My book explores the foundational moment of pictorial articulation of, and critical thinking about, this important cultural concept. The mid-Ming period (c. 1450 – 1550) of the Ming dynasty (1368 – 1644) heralded the “silver century” (1550 – 1650) of a monetary economy in China, when political power and fiscal and economic resources were redistributed between the imperial court in Beijing and the provinces. Focusing on the area around the southeastern city of Suzhou, the book opens with a discussion of a widespread intellectual trend of close investigation of the observable world. It argues that artists constructed space and time with acute awareness of the embodied here and now and that they consciously reacted to and acted upon their surroundings. Going beyond the accepted historiographical understanding of Chinese painting in terms of an internal art-historical sequence arranged by stylistic changes, the book revises the common view of a “posthistorical” phase of Chinese art after the fourteenth century when, according to the traditional narrative, scholar artists developed a backward-looking and formalist art.

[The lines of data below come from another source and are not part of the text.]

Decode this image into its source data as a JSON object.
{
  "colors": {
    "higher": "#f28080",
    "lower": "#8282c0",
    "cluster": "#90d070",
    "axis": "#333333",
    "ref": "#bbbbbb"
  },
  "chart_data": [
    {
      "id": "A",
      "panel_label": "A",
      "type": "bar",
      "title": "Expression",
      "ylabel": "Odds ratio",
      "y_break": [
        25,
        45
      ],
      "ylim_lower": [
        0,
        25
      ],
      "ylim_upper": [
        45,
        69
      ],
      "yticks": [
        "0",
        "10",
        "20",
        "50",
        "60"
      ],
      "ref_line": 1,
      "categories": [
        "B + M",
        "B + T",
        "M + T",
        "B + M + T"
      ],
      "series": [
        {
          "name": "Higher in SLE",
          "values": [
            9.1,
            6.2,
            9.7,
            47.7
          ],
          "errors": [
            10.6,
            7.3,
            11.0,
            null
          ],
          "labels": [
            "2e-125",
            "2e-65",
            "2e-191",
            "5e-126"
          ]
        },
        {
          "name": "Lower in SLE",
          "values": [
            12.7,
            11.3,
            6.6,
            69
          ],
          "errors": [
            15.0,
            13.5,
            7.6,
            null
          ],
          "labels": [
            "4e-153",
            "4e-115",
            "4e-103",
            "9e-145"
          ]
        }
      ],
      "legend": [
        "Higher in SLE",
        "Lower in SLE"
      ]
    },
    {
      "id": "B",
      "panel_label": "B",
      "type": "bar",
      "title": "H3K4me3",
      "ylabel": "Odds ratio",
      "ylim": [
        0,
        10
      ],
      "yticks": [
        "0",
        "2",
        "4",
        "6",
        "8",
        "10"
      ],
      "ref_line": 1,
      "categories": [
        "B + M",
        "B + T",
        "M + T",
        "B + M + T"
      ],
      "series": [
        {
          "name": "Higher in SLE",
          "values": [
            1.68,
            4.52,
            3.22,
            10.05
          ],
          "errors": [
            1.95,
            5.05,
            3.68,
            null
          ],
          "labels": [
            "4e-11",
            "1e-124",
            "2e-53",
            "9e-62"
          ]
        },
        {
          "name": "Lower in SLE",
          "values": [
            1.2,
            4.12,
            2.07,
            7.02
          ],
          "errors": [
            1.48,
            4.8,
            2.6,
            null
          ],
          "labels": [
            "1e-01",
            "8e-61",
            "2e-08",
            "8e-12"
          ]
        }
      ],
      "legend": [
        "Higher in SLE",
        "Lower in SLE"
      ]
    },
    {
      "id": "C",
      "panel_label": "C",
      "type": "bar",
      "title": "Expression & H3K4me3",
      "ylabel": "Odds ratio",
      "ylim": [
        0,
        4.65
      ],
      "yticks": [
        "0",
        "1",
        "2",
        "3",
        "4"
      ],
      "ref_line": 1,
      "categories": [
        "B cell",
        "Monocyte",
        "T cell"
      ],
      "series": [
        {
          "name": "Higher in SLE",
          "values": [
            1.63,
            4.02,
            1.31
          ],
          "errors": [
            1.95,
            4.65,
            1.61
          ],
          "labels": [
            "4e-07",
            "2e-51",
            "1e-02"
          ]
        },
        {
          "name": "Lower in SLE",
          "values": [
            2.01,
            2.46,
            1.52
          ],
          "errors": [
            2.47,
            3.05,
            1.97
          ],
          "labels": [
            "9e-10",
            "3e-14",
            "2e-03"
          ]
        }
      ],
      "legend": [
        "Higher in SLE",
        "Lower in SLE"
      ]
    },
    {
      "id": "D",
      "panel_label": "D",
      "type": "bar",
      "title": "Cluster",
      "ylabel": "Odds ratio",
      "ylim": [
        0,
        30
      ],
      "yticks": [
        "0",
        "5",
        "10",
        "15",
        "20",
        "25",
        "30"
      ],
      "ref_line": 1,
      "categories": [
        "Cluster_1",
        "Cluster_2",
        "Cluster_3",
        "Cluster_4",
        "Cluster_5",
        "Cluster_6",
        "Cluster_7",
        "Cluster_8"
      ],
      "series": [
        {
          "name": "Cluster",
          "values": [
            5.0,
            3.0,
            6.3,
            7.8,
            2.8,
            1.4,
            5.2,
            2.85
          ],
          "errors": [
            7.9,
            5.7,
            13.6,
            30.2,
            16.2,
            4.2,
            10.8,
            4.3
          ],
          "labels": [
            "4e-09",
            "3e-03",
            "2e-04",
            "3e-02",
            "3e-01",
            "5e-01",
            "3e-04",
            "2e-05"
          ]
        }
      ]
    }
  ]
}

Designers and builders of the mid-Ming period created courtyards, gardens, and public sites by seeing or constructing place through pictorial conceits, and, through a concern for a sense of place, painters ardently correlated their pictorial themes with specific places in their actual surroundings. I argue that these intertwined processes of place-making and picture-making aligned the concept of “real scene” with an ecological aesthetic that acknowledged the visual and material clues and active forces of objects in spaces and afforded bodily and experiential engagement with the environment.
The reassessment of “real scene” practices forces a revision of the conventional view that Chinese ink painting was nonrealist and spontaneous. I argue instead that mid-Ming literati artists showed a determined pursuit of technical mastery and engagement in a prolonged process of skillful labor at their works. The sense of the “real” that their paintings evoke is the result of thoughtful composition and meticulous depiction of details, which create an effect of vividness and veracity. One of the innovators of “real scene” painting was Suzhou painter and scholar Wen Zhengming (1470 – 1559), a key figure in the book. Wen valued the process of arrangement and ordering (buzhi) as the primary criterion of creativity, and, with a critical grasp of past models, pursued in his paintings new models of composition that yielded images that were “real” to their audience in a novel way. Thus, Wen’s approach to painting led to the amalgamation of the “real” on two levels: familiarity of the subject and intelligibility of the composition. “Real scene” painting was practiced widely among Wen’s followers and students, as seen in Dao Hill Pavilion, by Qian Gu (1508 – 1587).
The approach my book develops deals with form in both abstract and concrete terms. The formal structures of paths and trees constitute pictorial spaces; arrangement and ordering of forms generate compositions. But these concrete pictorial forms also afford substantive hints as to how people organized real-life space, time, and community. I argue that artists’ emphasis on specific forms and details, their thoughtful compositions, and their extended painting process reflected their awareness of, and resistance to, the pace of daily life. I also argue that their paintings of familiar places were prompted by the impending transformation of their surroundings, as the Suzhou area was increasingly urbanized and becoming a commercial metropolis. The book looks at how the practice of painting defined place and self in a community within a changing social and physical environment.